Pipelining

Let's look at the execution of an instruction
- Fetch the instruction
- Decode the instruction
- Fetch data
- Execute the instruction
- Store data
What parts of our simple machine are in use durring any phase?
If we made a change in our instruction set this would change somewhat
- The pc is independant of all other operations
- We do have some bus contention, but that can be worked out.
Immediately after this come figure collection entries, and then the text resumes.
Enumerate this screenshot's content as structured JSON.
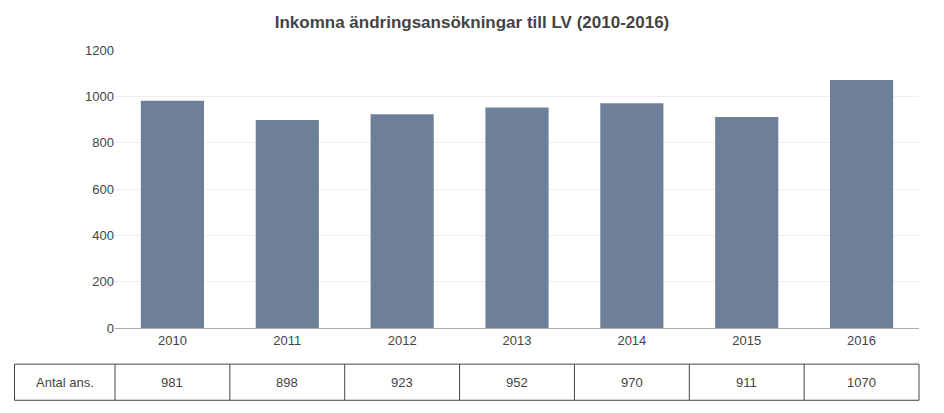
{
  "chart_data": {
    "type": "bar",
    "title": "Inkomna ändringsansökningar till LV (2010-2016)",
    "categories": [
      "2010",
      "2011",
      "2012",
      "2013",
      "2014",
      "2015",
      "2016"
    ],
    "values": [
      981,
      898,
      923,
      952,
      970,
      911,
      1070
    ],
    "color": "#6e8099",
    "ylim": [
      0,
      1200
    ],
    "yticks": [
      0,
      200,
      400,
      600,
      800,
      1000,
      1200
    ],
    "grid": true,
    "data_labels": true,
    "annotations": [
      {
        "text": "Antal ans."
      }
    ]
  }
}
- We only use the ALU once
- Perhpas the registers twice
- But the memory is used multiple times
- Increase the number of registers
- The only instructions that interact with memory are load and store instructions
  - Load R1 R2, R3 R1<-M[R2+R3]
  - Store R1, R2, R3 M[R2+R3]<-R1
  - We want two registers for array access, base plus offset
- All other operations are register register
  - Add R1, R2, R3 R₁<-R₂+R₃
- We would eliminate one of the memory access if we did this
  - Fetch the Instruction
  - Decode the instruction
  - Execute the instruction
  - Memory Operation
  - Write Back
- Write back is for a load
  - Fetch the load
  - Decide it is a load
  - Compute the address of the data
  - load the data
  - Store it in the registers
- Store
  - F, D
  - Compute the Address
  - Save the Data
  - Nothing
- Add R1, R2, R3
  - F, D
  - Compute R2+R3
  - Nothing
  - Save the result in R1
- Jump addres
  - F, D,
  - Compute Offset of jump
  - Change PC
  - Nothing
Timing diagrams
- Instruction, time period: plot stage
- Stage, time period : plot instruction
- instruction, stage: plot time period
  - Trace each way
  - If we have a k-stage pipeline
    - The clock rate is t_p
    - It can execute a single stage in t_p
    - It can execute a single instruction in k*t_p
    - It can execute two instructions in k*t_p + t_p
    - This is really (k+n-1) * t_p
    - How would this work without a pipeline? n*k*t_p
    - One way to compute speedup is old time divided by new time.
    - This would be ((k+n-1)*t_p) / n*k*t_p
    - take out a t_p, and we ale left with nk/(k+n-1).
    - Take a limit as n goes to infinity, and we have k
    - This is idealized, and we will see why it doesn't work in the end.